A dévorer !

« Seule », Nesrine Slaoui : « girl-douleur »

A Argenteuil, Anissa est une lycéenne au quotidien difficile, puisque chaque jour elle subit les moqueries et les humiliations de ses camarades, parce que trop grande, trop maigre, pas assez jolie… Souffre-douleur de sa classe, elle encaisse sans rien dire les insultes, proférées face à elle ou diffusées sur les réseaux. Murée dans sa solitude, elle ne pipe mot, et encore moins à la maison.

« Sans filtre, sans artifice, son corps et son visage révélaient un physique ordinaire, ses imperfections, ses asymétries. Tout ça semblait loin de l’idéal calibré conçu de toutes pièces par les réseaux, de ses créatures, de ses fantasmes. Elle ne pouvait pas concourir, elle ne pouvait pas lutter. » (p.17)

« Le harcèlement qu’elle endurait étant d’autant plus douloureux qu’il ne laissait aucune trace apparente – nulle part. » (p.20)


Lorsque Dylan, le nouvel élève de sa classe, est placé à côté d’elle pour son premier cours, il lui prête un certain intérêt. Méfiante, Anissa se laisse difficilement approcher. Mais, après tout, Dylan vient d’un milieu bien plus aisé et au nom de la mixité sociale ses parents l’ont inscrit dans cet établissement difficile ; et lui, justement, a un regard neuf sur les choses. Sur elle. Pourtant, Dylan peut-il rester longtemps indifférent à l’effet de groupe qui pèse sur la classe ? A qui faire allégeance ? Anissa, qu’il trouve fondamentalement sympathique, ou les garçons populaires qu’il vaut mieux avoir comme amis plutôt que comme ennemis ? Un dilemme certain et, comme tout dilemme de tragédie, avec une issue forcément négative ?
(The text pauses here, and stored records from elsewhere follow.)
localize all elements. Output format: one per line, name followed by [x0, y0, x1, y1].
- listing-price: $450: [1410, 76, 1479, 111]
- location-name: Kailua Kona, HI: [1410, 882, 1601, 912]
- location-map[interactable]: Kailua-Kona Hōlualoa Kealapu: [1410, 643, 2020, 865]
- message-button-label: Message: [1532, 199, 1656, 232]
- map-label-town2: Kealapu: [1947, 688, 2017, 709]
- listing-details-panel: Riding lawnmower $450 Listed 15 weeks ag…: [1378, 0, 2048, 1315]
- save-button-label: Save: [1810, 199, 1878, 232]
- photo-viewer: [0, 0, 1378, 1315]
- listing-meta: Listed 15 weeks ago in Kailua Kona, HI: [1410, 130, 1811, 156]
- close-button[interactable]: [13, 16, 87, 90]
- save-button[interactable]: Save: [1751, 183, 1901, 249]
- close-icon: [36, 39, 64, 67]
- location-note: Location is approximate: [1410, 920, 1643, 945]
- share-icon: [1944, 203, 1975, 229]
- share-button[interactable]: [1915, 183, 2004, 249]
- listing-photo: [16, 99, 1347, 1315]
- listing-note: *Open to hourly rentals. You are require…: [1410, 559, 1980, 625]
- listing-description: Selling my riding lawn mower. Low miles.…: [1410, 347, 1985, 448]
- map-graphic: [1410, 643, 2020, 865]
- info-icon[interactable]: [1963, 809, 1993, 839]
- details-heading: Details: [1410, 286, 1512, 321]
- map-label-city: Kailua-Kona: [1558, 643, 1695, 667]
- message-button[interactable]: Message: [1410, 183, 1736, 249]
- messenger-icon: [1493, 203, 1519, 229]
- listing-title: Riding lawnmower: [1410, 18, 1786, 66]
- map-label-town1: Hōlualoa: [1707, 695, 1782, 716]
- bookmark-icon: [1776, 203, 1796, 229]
En parallèle, il y a Nora, une belle et brillante trentenaire qui a réussi dans le marketing, jusqu’à obtenir un bon poste dans une entreprise de renom. Elle a dû se battre pour y arriver et faire fi de ses origines, de sa couleur de peau qui la stigmatise. Scindée entre ses origines et cette vie de Parisienne qu’elle s’est construite, dont elle affiche les codes mais qu’elle ne parvient finalement pas à assumer totalement, Nora se cherche.

« Nora cherchait partout sa valeur. » (p.114)

Elle ne peut guère compter sur Abel, son grand amour depuis six ans, mais qui se révèle être un pervers narcissique, manipulateur en diable, faisant de Nora sa souris, jouant avec elle, torturant ses sentiments, entre des déclarations éclatantes et passionnées et des semaines d’ignorance et d’appels bloqués. Accro, dépendante de / à cet amour (?) toxique, persuadée qu’elle pourra sauver celui qu’elle considère comme un enfant, Nora encaisse, apprend à vivre avec cette douleur d’aimer qu’elle estime être sienne. Un sacrifice de tous les instants épuisant. Quel affront ultime Abel peut-il imaginer pour porter le coup fatal à Nora ?

« Elle préférait ses disparitions, ses tromperies, ses mensonges, ses insultes, l’enfer qui habitait son regard, tout, plutôt qu’être seule – sans lui. » (p.51)
« bref, une addiction extrême confondue avec ce qu’il croyait autant qu’elle : ils vivaient le grand amour d’une vie » (p.66)

Ces deux portraits de femme en miroir questionnent les limites de l’abnégation : jusqu’où peut-on se renier soi-même pour les autres ? pour être aimé ? pour être accepté ? Chose encore plus difficile lorsque l’on est enfant de l’immigration et que vos parents vous rappellent le poids de leur sacrifice et l’enjeu que vous représentez vous
pour réussir, viser plus haut, viser mieux qu’eux ne l’ont fait. Nesrine Slaoui s’interroge sur l’image, sur l’estime de soi malmenée par autrui, cette dépendance au regard de l’autre, référence incontestée (hélas) depuis l’avènement des réseaux sociaux. Car on ne se construit pas seul, mais dans le regard de l’autre. Lorsqu’il y a une carence, béance, sur qui compter, sinon que sur soi-même ? Mais là encore, la résilience a ses limites.

« rien dans les actes pervers des hommes envers les femmes n’est anodin. Sans même se le formuler, ils ne cherchent qu’à réaffirmer leur domination. » (p.132)

Un récit coup de poing par sa force critique et par la dénonciation l’hybris dévastatrice au nom du regard des autres. Une quête de l’origine… des origines (familiale, identitaire, sociale, amoureuse). Tragique, forcément, et ces femmes de papier (allégories de toutes les autres, bien réelles) de se battre pour leur dignité.


Seule, Nesrine SLAOUI, éditions FAYARD, 2023, 140 pages, 17€.